In de herfst wordt de watergift van het conophytum verminderd. De aarde wordt slechts één keer per week bevochtigd. In de winter wordt aanbevolen om de "kiezelstenen" eens per maand water te geven. De hoeveelheid water die wordt aangebracht, wordt verhoogd in februari of maart, wanneer het proces van het vormen van nieuwe bladeren begint.

De afhangende kleur en uitdroging van oude borden is geen reden tot bezorgdheid bij de eigenaren. Dit gebeurt met alle vetplanten.

Reproductiemethoden van conophytum

Reproductiemethoden van conophytum

Conophytums planten zich voort door te stekken of zaden te zaaien.

Bij het vermeerderen door stekken wordt een blad met een stengel afgesneden en in de grond geplant om wortels te vormen. De watergift wordt drie weken na het planten gestart. Tegen die tijd zal de stengel wortels krijgen. Bloemisten adviseren om het stekje buiten te houden totdat het een dag of twee uitdroogt. Het deel van de snede wordt ingewreven met colloïdale zwavel.

Zaadteelt van een gewas wordt als een grotere uitdaging beschouwd. Struiken worden kruisbestoven. Het rijpen van kleine zaden is lang. Het duurt bijna een jaar voordat de granen rijp zijn. Gedroogd fruit wordt geoogst en overgebracht naar een koele plaats waar geen natuurlijk licht is. Voor het zaaien worden de granen een paar uur in water geweekt.

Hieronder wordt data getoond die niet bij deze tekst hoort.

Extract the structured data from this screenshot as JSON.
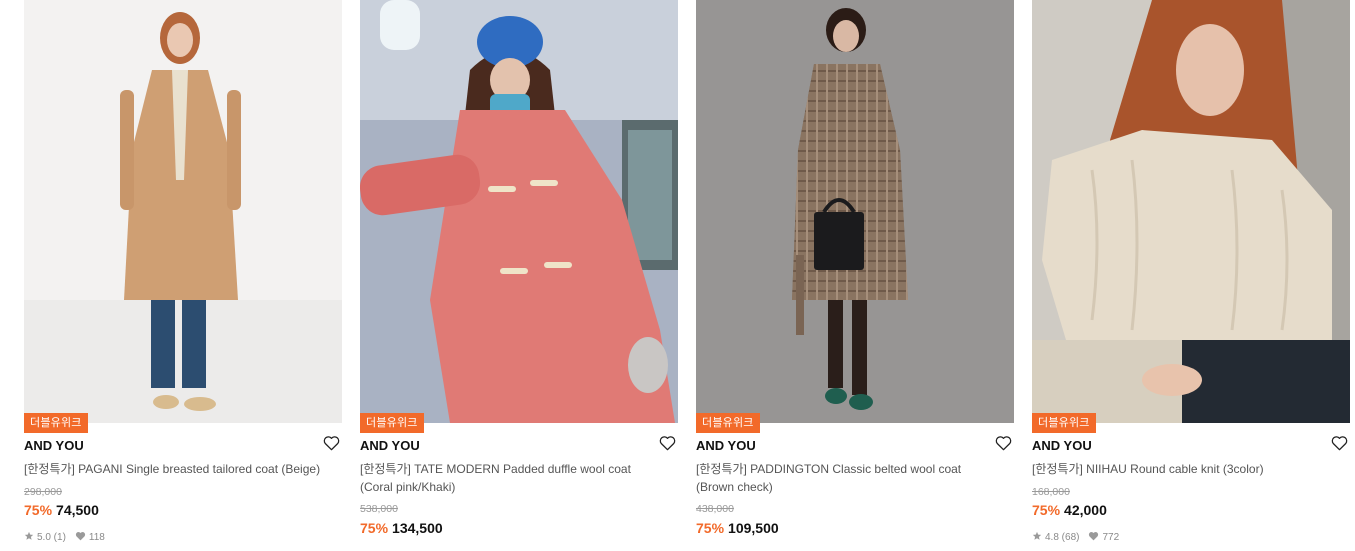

Zaai-activiteiten worden uitgevoerd in de herfst, voordat het actieve groeiseizoen begint. Zaden worden uitgespreid over vochtige grond en gedruppeld met een laagje zand. Containers zijn bedekt met folie om vocht vast te houden. Om met succes jonge scheuten te vormen, wordt het substraat vochtig gehouden.

Kieming verloopt efficiënter in een koel microklimaat, rekening houdend met het verschil in dagelijkse temperaturen, waar overdag de luchttemperatuur van 17 tot 20 ° C is en 's nachts niet onder de 10 ° C zakt.

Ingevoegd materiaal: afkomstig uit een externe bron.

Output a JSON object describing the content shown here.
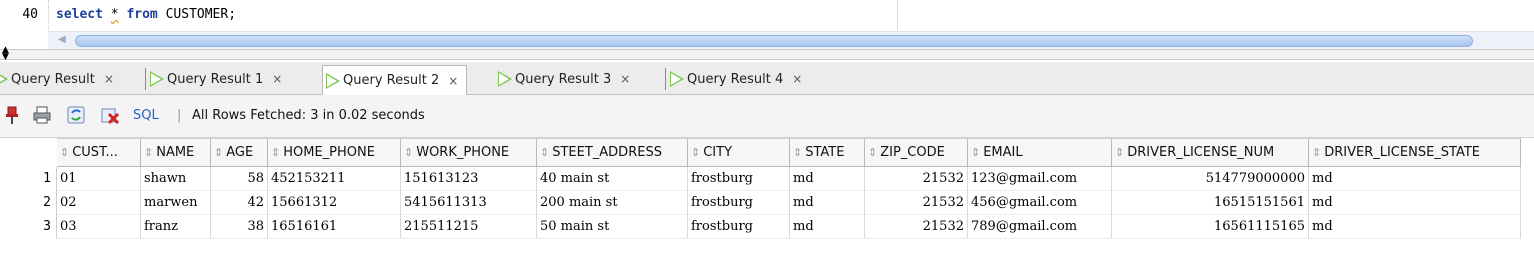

Na 2 weken wordt de beschermfilm verwijderd zodat de zaailingen zich zelfstandig verder ontwikkelen. Ze worden koel gehouden, waar de lucht binnenkomt. De plant vormt het hele jaar door een frame en bloeit voor het eerst na 1,5-2 jaar.

Ziekten en plagen

Conophytum heeft een sterke "immuniteit" tegen verschillende ziekten, is niet bang voor ongedierte. Af en toe is het loof geïnfecteerd met een worm of spint. Door overmatig water geven kan de vetplant afsterven.Omgekeerd leidt een gebrek aan water, oververhitting van de lucht of een slecht groeimedium van het substraat in een bloempot tot een vertraging van de plantengroei.